Valores, vergüenzas y pestes | internacional
No hay nada nuevo en la idea de crear centros de deportación de migrantes fuera de la UE. Esa propuesta apareció en 2018, en plena crisis de refugiados; entonces no prosperó porque se impuso el llamamiento a los valores europeos (y aquello sí era una crisis: ahora mismo, en cambio, las entradas de migrantes irregulares caen en lo que va de año). Esos campos de deportación, una especie de agujeros del olvido, eran una vergüenza de idea hace un lustro, y hace un siglo, y siguen siendo la misma vergüenza hoy. Desde 2018 hasta que los ha activado la neofascista Meloni y la jefa de la Comisión, la alemana Ursula von der Leyen, los ha propuesto a los Veintisiete solo ha cambiado una cosa: el clima político. El oportunismo hace que los líderes europeos ya no los consideren una vergüenza y defienden que hay que tolerarlos en nombre de la retórica de la excepcionalidad y de la urgencia. A pesar de que no hay urgencia ni excepcionalidad: los datos de Frontex dicen que las entradas de migrantes irregulares, insisto, van ligeramente a la baja en la UE.
Las cifras, al fin, cuentan una historia, pero el relato político más poderoso va por otro lado: por el régimen del terror semántico que impone el politiqueo ultra. La extrema derecha ha ganado en un tierra alemán. Ha alcanzado el Gobierno en Países Bajos. Ha sacado un resultado notable en Francia. Ha triunfado en Austria. Todo el centroderecha, empezando por el PP de Feijóo, ha soportado su discurso a medida que crecían los miedos de la ciudadanía. Y todo el centroizquierda, con la única salvación del español (que también tiene sus ruindades, alrededor de las vallas de Ceuta y Melilla), se ha apuntado a ese carro.
Usar a los migrantes como arma política ha sido históricamente un éxito para quienes blanden esa arma; con la ola populista los europeos vamos perdiendo la vergüenza en nombre de ese sintagma tan difuso, el “clima político”. “Recuerda siempre que todos descendemos de migrantes y revolucionarios”, dijo Roosevelt. Europa no parece acordarse de su pasado migrante, y mucho menos del revolucionario: su economía necesita más migrantes de los que su política —metida en una contrarrevolución— está dispuesta a tolerar. Este asunto confronta a los europeos con una contradicción central en su filosofía: los famosos, los sacrosantos valores europeos ¿Dónde narices están esos valores en la fotografía que abre hoy EL PAÍS, con esas flamantes banderas —que hablan una lengua muda— ondeando al viento? ?
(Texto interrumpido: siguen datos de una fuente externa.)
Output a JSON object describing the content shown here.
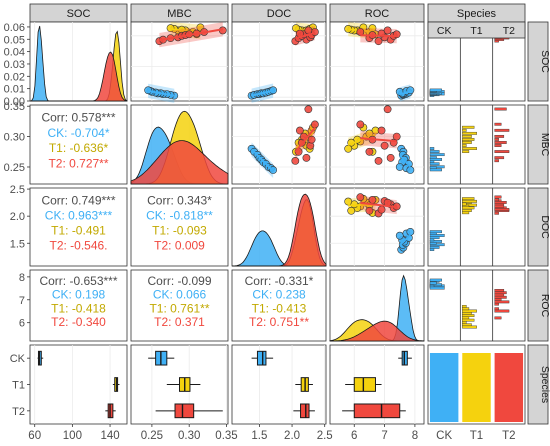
{
  "colors": {
    "CK": "#3fb0f5",
    "T1": "#f5d20e",
    "T2": "#f0483e",
    "strip": "#d4d4d4",
    "grid": "#ebebeb",
    "text_dark": "#4d4d4d"
  },
  "chart_data": {
    "type": "scatter",
    "variables": [
      "SOC",
      "MBC",
      "DOC",
      "ROC"
    ],
    "groups": [
      "CK",
      "T1",
      "T2"
    ],
    "facet_labels": [
      "SOC",
      "MBC",
      "DOC",
      "ROC",
      "Species"
    ],
    "axes": {
      "SOC": {
        "range": [
          55,
          158
        ],
        "ticks": [
          60,
          100,
          140
        ],
        "density_ticks": [
          0.0,
          0.01,
          0.02,
          0.03,
          0.04,
          0.05,
          0.06
        ]
      },
      "MBC": {
        "range": [
          0.222,
          0.352
        ],
        "ticks": [
          0.25,
          0.3,
          0.35
        ]
      },
      "DOC": {
        "range": [
          1.08,
          2.52
        ],
        "ticks": [
          1.5,
          2.0,
          2.5
        ]
      },
      "ROC": {
        "range": [
          5.2,
          8.3
        ],
        "ticks": [
          6,
          7,
          8
        ]
      }
    },
    "species_axis": {
      "labels": [
        "CK",
        "T1",
        "T2"
      ]
    },
    "correlations": {
      "MBC_SOC": {
        "overall": "Corr: 0.578***",
        "CK": "CK: -0.704*",
        "T1": "T1: -0.636*",
        "T2": "T2: 0.727**"
      },
      "DOC_SOC": {
        "overall": "Corr: 0.749***",
        "CK": "CK: 0.963***",
        "T1": "T1: -0.491",
        "T2": "T2: -0.546."
      },
      "DOC_MBC": {
        "overall": "Corr: 0.343*",
        "CK": "CK: -0.818**",
        "T1": "T1: -0.093",
        "T2": "T2: 0.009"
      },
      "ROC_SOC": {
        "overall": "Corr: -0.653***",
        "CK": "CK: 0.198",
        "T1": "T1: -0.418",
        "T2": "T2: -0.340"
      },
      "ROC_MBC": {
        "overall": "Corr: -0.099",
        "CK": "CK: 0.066",
        "T1": "T1: 0.761**",
        "T2": "T2: 0.371"
      },
      "ROC_DOC": {
        "overall": "Corr: -0.331*",
        "CK": "CK: 0.238",
        "T1": "T1: -0.413",
        "T2": "T2: 0.751**"
      }
    },
    "boxplots": {
      "SOC": {
        "CK": [
          63,
          64,
          65,
          67,
          69
        ],
        "T1": [
          143,
          145,
          147,
          148,
          150
        ],
        "T2": [
          135,
          138,
          140,
          143,
          146
        ]
      },
      "MBC": {
        "CK": [
          0.245,
          0.255,
          0.262,
          0.27,
          0.28
        ],
        "T1": [
          0.27,
          0.287,
          0.294,
          0.301,
          0.315
        ],
        "T2": [
          0.255,
          0.281,
          0.291,
          0.306,
          0.345
        ]
      },
      "DOC": {
        "CK": [
          1.38,
          1.47,
          1.55,
          1.6,
          1.71
        ],
        "T1": [
          2.05,
          2.14,
          2.2,
          2.25,
          2.32
        ],
        "T2": [
          2.02,
          2.13,
          2.21,
          2.26,
          2.35
        ]
      },
      "ROC": {
        "CK": [
          7.45,
          7.58,
          7.65,
          7.75,
          7.9
        ],
        "T1": [
          5.7,
          6.0,
          6.3,
          6.7,
          6.9
        ],
        "T2": [
          5.6,
          6.0,
          6.9,
          7.5,
          7.7
        ]
      }
    },
    "points": {
      "SOC": {
        "CK": [
          62,
          63,
          64,
          64,
          65,
          65,
          66,
          67,
          68,
          69
        ],
        "T1": [
          142,
          144,
          145,
          146,
          147,
          147,
          148,
          149,
          150,
          151
        ],
        "T2": [
          133,
          135,
          137,
          138,
          140,
          141,
          142,
          143,
          145,
          147
        ]
      },
      "MBC": {
        "CK": [
          0.28,
          0.275,
          0.27,
          0.265,
          0.262,
          0.258,
          0.255,
          0.25,
          0.248,
          0.245
        ],
        "T1": [
          0.31,
          0.3,
          0.305,
          0.292,
          0.295,
          0.285,
          0.29,
          0.28,
          0.275,
          0.315
        ],
        "T2": [
          0.26,
          0.265,
          0.275,
          0.285,
          0.29,
          0.295,
          0.3,
          0.31,
          0.32,
          0.345
        ]
      },
      "DOC": {
        "CK": [
          1.38,
          1.42,
          1.47,
          1.5,
          1.53,
          1.56,
          1.6,
          1.64,
          1.68,
          1.71
        ],
        "T1": [
          2.3,
          2.25,
          2.2,
          2.18,
          2.15,
          2.22,
          2.1,
          2.27,
          2.06,
          2.32
        ],
        "T2": [
          2.05,
          2.22,
          2.1,
          2.28,
          2.15,
          2.3,
          2.18,
          2.12,
          2.35,
          2.25
        ]
      },
      "ROC": {
        "CK": [
          7.55,
          7.62,
          7.6,
          7.7,
          7.65,
          7.58,
          7.8,
          7.5,
          7.72,
          7.85
        ],
        "T1": [
          6.7,
          6.4,
          6.5,
          6.2,
          6.1,
          6.0,
          5.9,
          5.8,
          6.6,
          6.3
        ],
        "T2": [
          6.8,
          7.2,
          6.5,
          7.0,
          7.3,
          6.6,
          7.4,
          6.9,
          6.2,
          7.1
        ]
      }
    }
  }
}
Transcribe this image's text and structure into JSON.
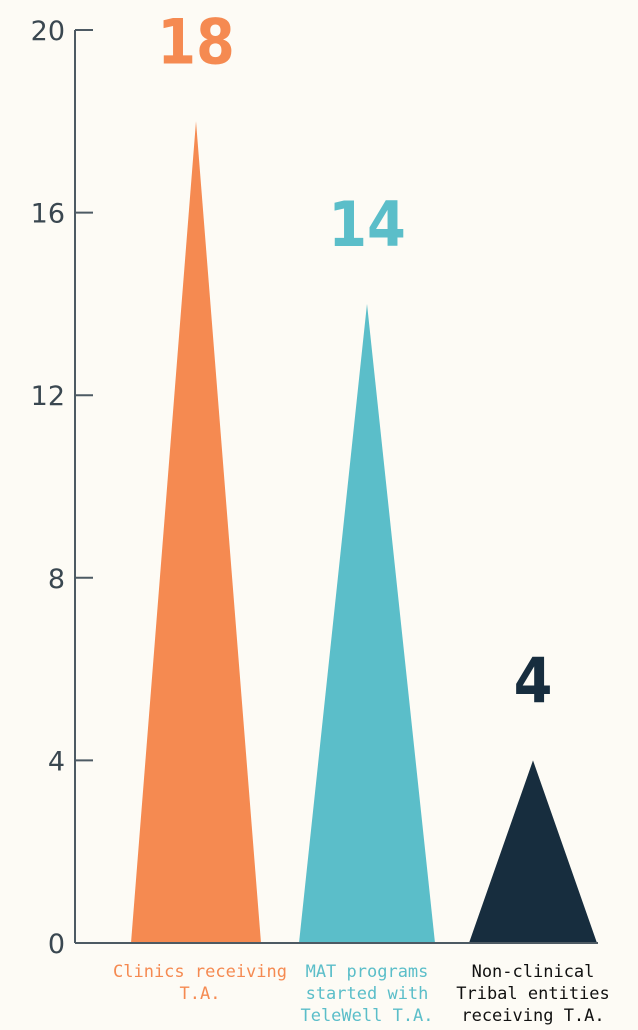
{
  "chart_data": {
    "type": "bar",
    "mark_shape": "triangle",
    "categories": [
      "Clinics receiving T.A.",
      "MAT programs started with TeleWell T.A.",
      "Non-clinical Tribal entities receiving T.A."
    ],
    "category_lines": [
      [
        "Clinics receiving",
        "T.A."
      ],
      [
        "MAT programs",
        "started with",
        "TeleWell T.A."
      ],
      [
        "Non-clinical",
        "Tribal entities",
        "receiving T.A."
      ]
    ],
    "values": [
      18,
      14,
      4
    ],
    "value_labels": [
      "18",
      "14",
      "4"
    ],
    "colors": [
      "#f58a51",
      "#5bbec9",
      "#172d3e"
    ],
    "label_colors": [
      "#f58a51",
      "#5bbec9",
      "#111111"
    ],
    "ylim": [
      0,
      20
    ],
    "yticks": [
      0,
      4,
      8,
      12,
      16,
      20
    ],
    "ytick_labels": [
      "0",
      "4",
      "8",
      "12",
      "16",
      "20"
    ],
    "grid": false,
    "title": "",
    "xlabel": "",
    "ylabel": ""
  }
}
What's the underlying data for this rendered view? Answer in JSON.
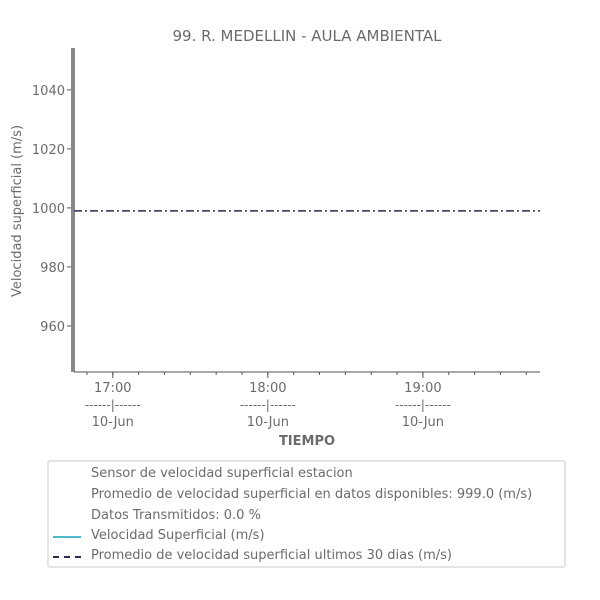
{
  "chart_data": {
    "type": "line",
    "title": "99. R. MEDELLIN - AULA AMBIENTAL",
    "xlabel": "TIEMPO",
    "ylabel": "Velocidad superficial (m/s)",
    "ylim": [
      944.4,
      1054.2
    ],
    "xlim_hours": [
      16.75,
      19.755
    ],
    "yticks": [
      960,
      980,
      1000,
      1020,
      1040
    ],
    "xticks": [
      {
        "hour": 17,
        "time": "17:00",
        "sep": "------|------",
        "date": "10-Jun"
      },
      {
        "hour": 18,
        "time": "18:00",
        "sep": "------|------",
        "date": "10-Jun"
      },
      {
        "hour": 19,
        "time": "19:00",
        "sep": "------|------",
        "date": "10-Jun"
      }
    ],
    "series": [
      {
        "name": "Velocidad Superficial (m/s)",
        "color": "#4fb8c9",
        "style": "solid",
        "values": []
      },
      {
        "name": "Promedio de velocidad superficial ultimos 30 dias (m/s)",
        "color": "#2b2d4e",
        "style": "dashdot",
        "value": 999.0
      }
    ],
    "legend": {
      "placement": "bottom",
      "info": [
        "Sensor de velocidad superficial estacion",
        "Promedio de velocidad superficial en datos disponibles: 999.0 (m/s)",
        "Datos Transmitidos: 0.0 %"
      ]
    }
  }
}
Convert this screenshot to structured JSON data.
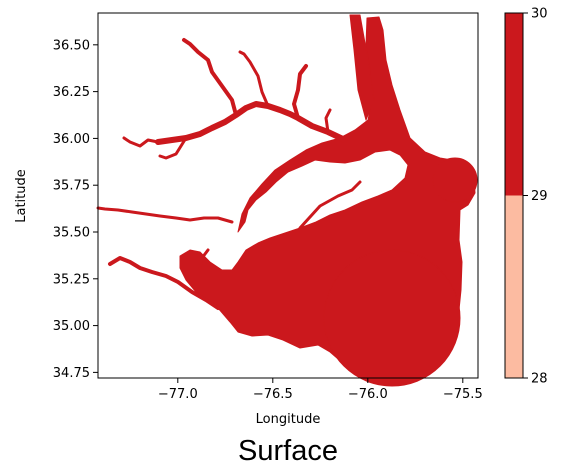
{
  "chart_data": {
    "type": "heatmap",
    "title": "Surface",
    "xlabel": "Longitude",
    "ylabel": "Latitude",
    "xlim": [
      -77.42,
      -75.42
    ],
    "ylim": [
      34.72,
      36.67
    ],
    "xticks": [
      -77.0,
      -76.5,
      -76.0,
      -75.5
    ],
    "xtick_labels": [
      "−77.0",
      "−76.5",
      "−76.0",
      "−75.5"
    ],
    "yticks": [
      34.75,
      35.0,
      35.25,
      35.5,
      35.75,
      36.0,
      36.25,
      36.5
    ],
    "ytick_labels": [
      "34.75",
      "35.00",
      "35.25",
      "35.50",
      "35.75",
      "36.00",
      "36.25",
      "36.50"
    ],
    "colorbar": {
      "range": [
        28,
        30
      ],
      "ticks": [
        28,
        29,
        30
      ],
      "tick_labels": [
        "28",
        "29",
        "30"
      ],
      "bins": [
        {
          "from": 28,
          "to": 29,
          "color": "#fcbba1"
        },
        {
          "from": 29,
          "to": 30,
          "color": "#cb181d"
        }
      ]
    },
    "fill_value_bin": "29-30",
    "fill_color": "#cb181d",
    "background": "white",
    "grid": false,
    "legend": "colorbar-right"
  }
}
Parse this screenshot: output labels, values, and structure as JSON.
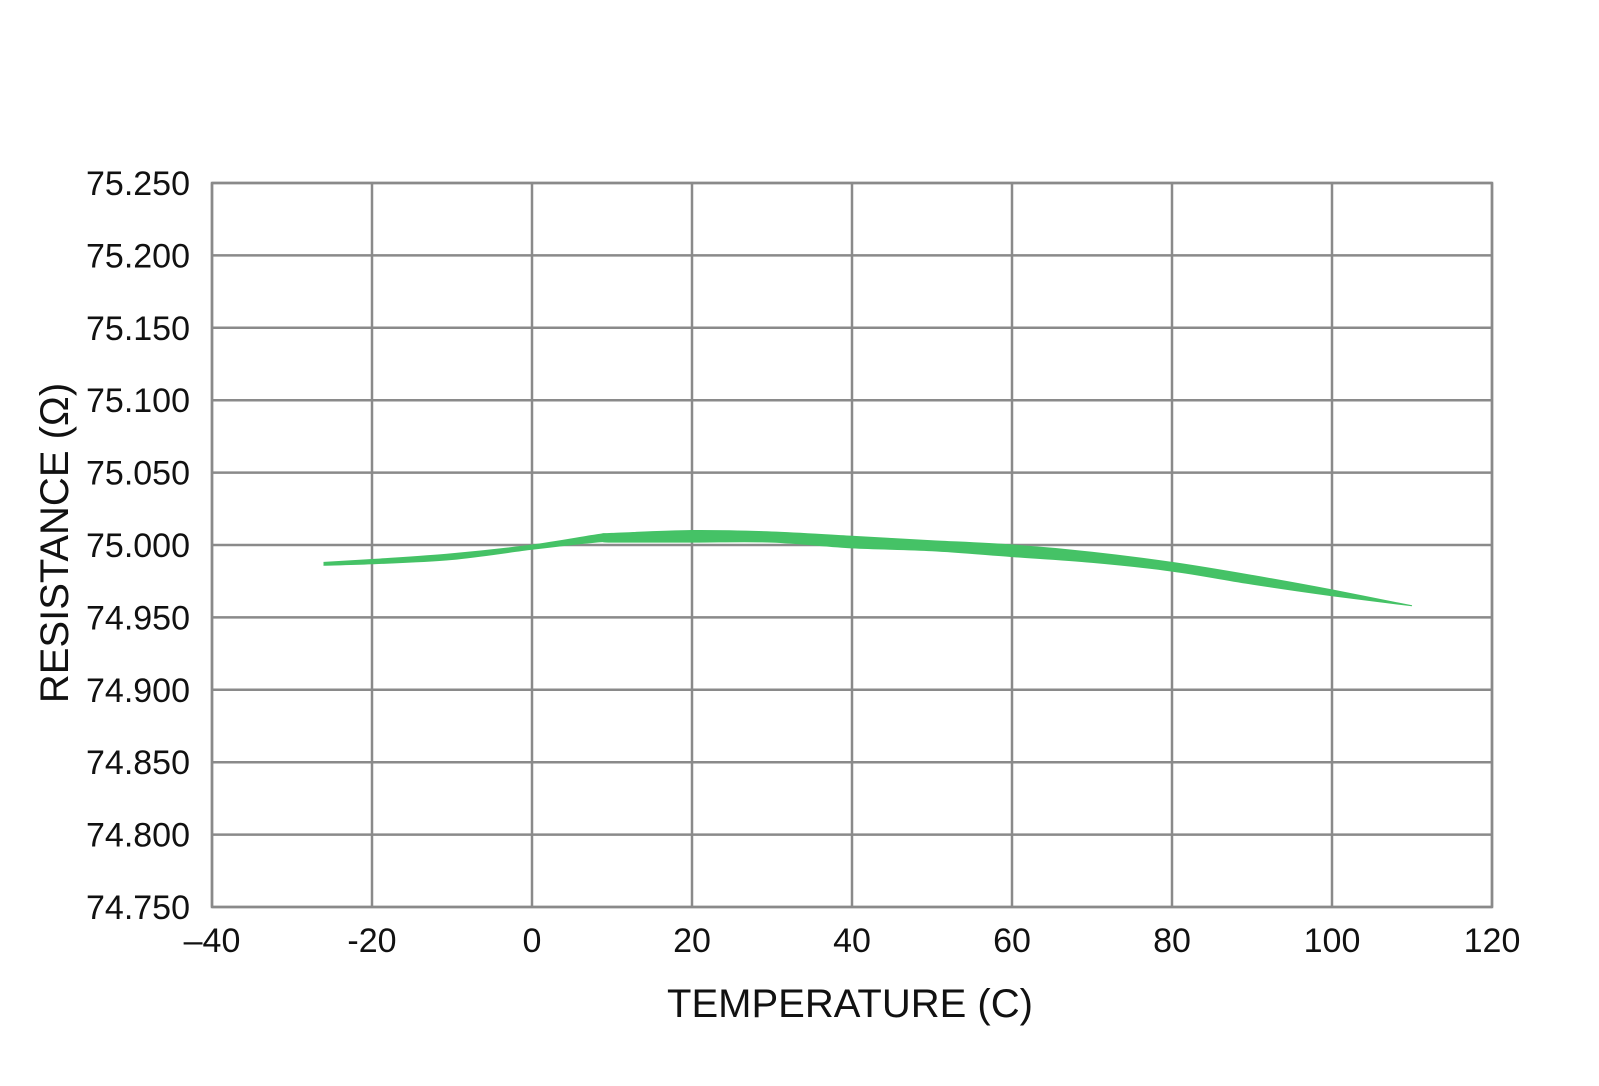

Europa no tiene, ni de lejos, una crisis migratoria, pero los vientos políticos están cambiando y se impone ese discurso áspero pese a invierno demográfico: pese a que Europa necesita a esos migrantes como el comer. Alemania y Francia, con gobiernos de izquierdas y de derechas, han ensombrecido su discurso. Y los nórdicos, los del Este, los centroeuropeos. Y Grecia e Italia, en el Sur. Bruselas abraza el modelo Meloni y ya hasta se ofrece a pagar la construcción de muros.
El debate migratorio se transforma como el Gregor Samsa de Kafka: de discutir sobre derechos y razones económicas hemos pasado a un debate estricto de seguridad, plagado de cucarachas. Las fronteras abiertas ya no son un símbolo de libertad, sino de inseguridad. Europa no ha dejado de bailar con la crisis desde Lehman Brothers, pero el asunto migratorio es probablemente la crisis más fea. Por aquello de los valores. Por aquello de la vergüenza. Valores, vergüenzas y pestes, decía aquel migrante argelino que acabó ganando un Nobel de Literatura: de exportar democracia al mundo hemos pasado a este cóctel tóxico de esencialismos. Qué maravilla.